The technology was developed by the firm's own scientists and engineers.
The group's
development in product innovation and processes has been spearheaded
by its technical team led by Dr. Sunil Fernando, DPL technical director
and the former head of rubber technology at the Rubber Research
Institute. The firm now designs and builds its manufacturing lines
as well as developing the chemical engineering processes that are
needed for production. "One of the major challenges we faced
in the 1990s was to overcome the threat of latex allergies from
natural rubber products and develop high performance gloves for
barrier protection against chemical and mechanical hazards,"

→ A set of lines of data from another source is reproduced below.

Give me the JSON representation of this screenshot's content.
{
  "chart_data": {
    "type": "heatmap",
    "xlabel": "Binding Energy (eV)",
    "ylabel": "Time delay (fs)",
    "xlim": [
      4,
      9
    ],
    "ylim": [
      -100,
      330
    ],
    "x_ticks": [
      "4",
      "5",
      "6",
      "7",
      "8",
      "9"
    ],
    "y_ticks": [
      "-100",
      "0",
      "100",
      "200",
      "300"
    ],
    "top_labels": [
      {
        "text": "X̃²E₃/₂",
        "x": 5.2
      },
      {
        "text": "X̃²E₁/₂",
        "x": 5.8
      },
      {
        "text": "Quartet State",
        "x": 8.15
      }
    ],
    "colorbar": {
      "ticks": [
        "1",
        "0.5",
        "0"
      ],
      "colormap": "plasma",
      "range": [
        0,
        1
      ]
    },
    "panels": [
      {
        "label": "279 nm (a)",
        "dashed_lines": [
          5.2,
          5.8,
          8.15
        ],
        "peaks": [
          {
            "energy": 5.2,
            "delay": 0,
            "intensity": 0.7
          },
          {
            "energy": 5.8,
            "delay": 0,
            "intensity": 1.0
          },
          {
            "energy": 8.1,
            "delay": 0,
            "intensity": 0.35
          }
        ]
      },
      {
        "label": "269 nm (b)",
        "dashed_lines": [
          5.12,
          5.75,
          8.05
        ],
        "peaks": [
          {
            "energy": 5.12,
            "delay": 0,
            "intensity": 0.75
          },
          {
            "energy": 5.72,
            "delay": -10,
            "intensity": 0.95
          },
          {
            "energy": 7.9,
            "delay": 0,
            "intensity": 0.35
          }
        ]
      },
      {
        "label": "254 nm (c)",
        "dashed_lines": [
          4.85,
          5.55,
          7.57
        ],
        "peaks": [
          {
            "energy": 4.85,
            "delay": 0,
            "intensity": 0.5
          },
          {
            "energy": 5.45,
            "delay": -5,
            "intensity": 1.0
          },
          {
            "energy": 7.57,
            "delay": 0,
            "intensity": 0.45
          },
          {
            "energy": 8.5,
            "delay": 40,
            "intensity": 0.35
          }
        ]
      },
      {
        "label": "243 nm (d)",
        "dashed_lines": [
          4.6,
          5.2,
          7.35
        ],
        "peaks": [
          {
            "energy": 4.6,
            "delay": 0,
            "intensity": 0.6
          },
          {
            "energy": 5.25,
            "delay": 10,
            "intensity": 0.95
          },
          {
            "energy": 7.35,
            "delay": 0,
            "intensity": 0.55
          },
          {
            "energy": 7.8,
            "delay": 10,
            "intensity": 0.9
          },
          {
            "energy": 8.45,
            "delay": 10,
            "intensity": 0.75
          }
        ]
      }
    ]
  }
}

said Fernando. DPL says it is a preferred employer for the chemists,
engineers and management professionals coming out of the universities
and other professional institutions.
A few workers
who joined the firm at its inception are still with the company,
one rising to junior executive level and others being made supervisors.
"There
is no barrier for people to rise - it depends on their drive and
initiative," Soysa said.
One employee,
D. Gunapala, has been with the factory for 25 years. Starting as
a manual labourer on a salary of seven rupees a day he is now a
production supervisor. Gunapala recalls how they "struggled
for months" to produce a glove. "We had no experience
in making gloves at that time and succeeded only after many trials."
Many workers
are from the surrounding villages or are now living in the area,
having bought land in the neighbourhood after joining DPL.
While price
has been a key factor in DPL's ability to compete with bigger, more
established Western firms, Wickremeratne said: "We're competing
not only on price but in quality as well." He points out that
being in the protective gear business, DPL would not be successful
if it did not maintain quality standards acceptable to sophisticated
Western markets. "Our strategy is to offer low cost, high quality
products. However, none of this would be possible if not for the
fact that we have been able to retain the commitment of high-calibre
professionals throughout the life of the company."